From left to right: Clermont Group Richard F. Chandler, test pilot Steve Crane and president and CEO of Eviation Gregory Davis after a successful test flight of Eviation’s all-electric plane Tuesday morning, in Moses Lake. (Eviation)

Earlier this year, Eviation trucked the plane to the Grant County airport to conduct high speed tests and prepare for its inaugural flight.

Alice was slated to make the flight from the Arlington Municipal Airport this year, but safety considerations prompted the move, Eviation CEO Davis said.

Moses Lake is a center for flight testing. Boeing, Mitsubishi and other aerospace companies have conducted test flights at the Grant County airport, Davis said.

The runway at Arlington’s airport is 5,400 feet by 100 feet. The runway in Grant County is more than twice the length: 13,000 feet long and 200 feet wide.

Eviation has said it plans to bring the plane back to Arlington to conduct more tests.

“It was a team effort and the team really came together. What a great, beautiful aircraft,” Davis said. “What’s amazing is what’s going to come next with proof that we can make a system fly the way we’ve just done with Alice. We are getting ready to enter into the market.”

Cape Air, one of the nation’s largest commuter airlines, signed a letter of intent this year to buy 75 of the all-electric planes. GlobalX, a Miami-based provider of passenger and cargo charter jets, is also on the books for 50 of the Eviation Alice model. Last year the global package delivery firm DHL ordered 12 planes, a cargo variant with a payload capacity of 2,600 pounds.

Eviation is not revealing the cost of the airplane, except to its customers, CEO Davis said.

Alice must pass muster with federal regulators to be certified for commercial use by the Federal Aviation Administration, a process that could take years, Davis said.

Eviation aims to certify the plane by 2025 and begin deliveries to customers by 2027. But the timeline is tethered to the pace of battery advances, Davis said.

“If the battery technology does what we think it will do, it will be 2027 for deliveries,” Davis said.
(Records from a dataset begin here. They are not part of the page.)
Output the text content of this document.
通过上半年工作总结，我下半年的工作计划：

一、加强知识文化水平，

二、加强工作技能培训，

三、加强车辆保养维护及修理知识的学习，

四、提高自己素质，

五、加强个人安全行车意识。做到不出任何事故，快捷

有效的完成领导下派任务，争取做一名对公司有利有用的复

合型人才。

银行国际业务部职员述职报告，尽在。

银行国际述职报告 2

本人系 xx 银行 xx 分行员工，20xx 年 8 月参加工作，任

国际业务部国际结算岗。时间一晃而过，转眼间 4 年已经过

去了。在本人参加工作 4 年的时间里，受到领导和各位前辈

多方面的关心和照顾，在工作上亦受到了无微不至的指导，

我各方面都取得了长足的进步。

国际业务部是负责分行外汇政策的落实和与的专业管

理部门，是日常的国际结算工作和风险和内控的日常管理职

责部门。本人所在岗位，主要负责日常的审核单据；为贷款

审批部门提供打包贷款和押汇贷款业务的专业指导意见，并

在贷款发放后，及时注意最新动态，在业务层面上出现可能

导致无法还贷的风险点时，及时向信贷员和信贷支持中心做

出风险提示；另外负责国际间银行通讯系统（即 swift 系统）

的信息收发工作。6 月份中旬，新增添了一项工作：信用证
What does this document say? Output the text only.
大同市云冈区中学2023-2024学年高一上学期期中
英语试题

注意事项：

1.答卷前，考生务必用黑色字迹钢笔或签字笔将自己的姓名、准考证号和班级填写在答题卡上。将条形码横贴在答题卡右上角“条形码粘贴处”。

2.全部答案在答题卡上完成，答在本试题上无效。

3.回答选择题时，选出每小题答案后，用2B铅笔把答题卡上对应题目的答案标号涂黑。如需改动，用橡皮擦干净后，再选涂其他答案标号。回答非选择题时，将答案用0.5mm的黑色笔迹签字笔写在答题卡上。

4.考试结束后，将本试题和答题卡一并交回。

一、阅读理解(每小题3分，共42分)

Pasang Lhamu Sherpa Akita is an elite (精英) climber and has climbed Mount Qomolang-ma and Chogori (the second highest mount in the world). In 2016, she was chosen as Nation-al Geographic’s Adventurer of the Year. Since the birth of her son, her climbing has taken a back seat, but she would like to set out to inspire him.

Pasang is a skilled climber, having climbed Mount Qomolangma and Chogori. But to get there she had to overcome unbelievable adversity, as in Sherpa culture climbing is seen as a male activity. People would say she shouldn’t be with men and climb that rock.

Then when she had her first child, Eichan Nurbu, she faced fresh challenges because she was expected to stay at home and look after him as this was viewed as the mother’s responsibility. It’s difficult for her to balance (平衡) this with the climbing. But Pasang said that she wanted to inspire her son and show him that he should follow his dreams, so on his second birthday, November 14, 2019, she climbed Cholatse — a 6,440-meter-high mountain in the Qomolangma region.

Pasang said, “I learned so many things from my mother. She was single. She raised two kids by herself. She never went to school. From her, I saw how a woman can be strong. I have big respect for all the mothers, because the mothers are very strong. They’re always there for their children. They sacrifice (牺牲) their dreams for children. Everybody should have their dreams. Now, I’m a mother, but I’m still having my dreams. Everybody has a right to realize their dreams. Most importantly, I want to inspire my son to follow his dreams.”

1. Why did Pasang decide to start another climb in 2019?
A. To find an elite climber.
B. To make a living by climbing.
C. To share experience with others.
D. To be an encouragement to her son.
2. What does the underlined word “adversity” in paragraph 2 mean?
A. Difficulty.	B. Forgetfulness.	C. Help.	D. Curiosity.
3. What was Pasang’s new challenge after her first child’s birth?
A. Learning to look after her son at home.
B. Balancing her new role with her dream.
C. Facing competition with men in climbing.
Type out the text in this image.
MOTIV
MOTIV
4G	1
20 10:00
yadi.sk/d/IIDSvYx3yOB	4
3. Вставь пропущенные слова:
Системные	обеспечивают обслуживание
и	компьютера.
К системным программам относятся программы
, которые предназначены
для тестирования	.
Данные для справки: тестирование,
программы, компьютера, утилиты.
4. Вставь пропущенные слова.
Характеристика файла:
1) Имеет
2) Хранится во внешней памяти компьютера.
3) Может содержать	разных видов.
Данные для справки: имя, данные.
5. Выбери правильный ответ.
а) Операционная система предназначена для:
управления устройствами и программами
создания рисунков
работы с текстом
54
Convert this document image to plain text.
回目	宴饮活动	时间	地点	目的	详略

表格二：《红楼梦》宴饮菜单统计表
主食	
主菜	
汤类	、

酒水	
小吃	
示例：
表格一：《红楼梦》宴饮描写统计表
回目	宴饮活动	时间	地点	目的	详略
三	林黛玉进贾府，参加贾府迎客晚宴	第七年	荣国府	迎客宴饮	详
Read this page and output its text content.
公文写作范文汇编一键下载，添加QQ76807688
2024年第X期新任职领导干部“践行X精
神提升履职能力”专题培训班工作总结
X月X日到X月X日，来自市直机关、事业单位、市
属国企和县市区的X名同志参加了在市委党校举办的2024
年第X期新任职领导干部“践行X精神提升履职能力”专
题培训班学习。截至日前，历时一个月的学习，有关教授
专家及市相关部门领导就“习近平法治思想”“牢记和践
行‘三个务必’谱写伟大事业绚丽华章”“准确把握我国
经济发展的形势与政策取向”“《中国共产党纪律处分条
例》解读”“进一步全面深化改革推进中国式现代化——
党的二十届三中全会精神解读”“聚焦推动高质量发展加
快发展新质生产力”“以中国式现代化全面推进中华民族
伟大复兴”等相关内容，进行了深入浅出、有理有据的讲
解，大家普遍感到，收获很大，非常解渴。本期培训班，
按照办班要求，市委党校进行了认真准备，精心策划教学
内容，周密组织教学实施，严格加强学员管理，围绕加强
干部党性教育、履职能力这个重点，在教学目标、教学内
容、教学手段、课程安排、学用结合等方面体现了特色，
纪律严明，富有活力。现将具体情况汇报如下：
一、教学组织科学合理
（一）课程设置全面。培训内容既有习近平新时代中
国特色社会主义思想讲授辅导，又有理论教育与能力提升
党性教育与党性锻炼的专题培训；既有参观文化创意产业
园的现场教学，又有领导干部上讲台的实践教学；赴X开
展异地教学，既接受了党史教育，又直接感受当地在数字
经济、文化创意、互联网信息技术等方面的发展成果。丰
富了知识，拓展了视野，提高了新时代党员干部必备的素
A breakthrough in the technology would accelerate the delivery date, he added, while a lag would extend the date.

Eviation’s all-electric plane in flight Tuesday morning, in Moses Lake. (Eviation)

Eviation’s all-electric plane in flight Tuesday morning, in Moses Lake. (Eviation)

The first electric airship flight took place in 1883, when two French brothers attached an electric motor to a dirigible and flew above a Paris suburb for an hour.

It wasn’t until 1973 that a manned electric airplane, a converted motor glider, took off for a 12-minute flight in Austria.

Now, the race is on to reduce or eliminate the airline industry’s reliance on conventional petroleum-based fuels.

Aviation is responsible for 9% of transportation emissions in the United States and 3% of the nation’s greenhouse gas production, according to the Environmental Protection Agency.

So far, electric-, hybrid- and hydrogen-powered aircraft have emerged as the most promising technologies.

In October 2021, the International Air Transport Association, a trade group that represents more than 200 of the world’s largest airlines, committed to net-zero aircraft emissions by 2050.

A month later, the FAA released the United States Aviation Climate Action Plan, a policy guide aimed at achieving net-zero emissions throughout the airline and airline manufacturing industries by 2050.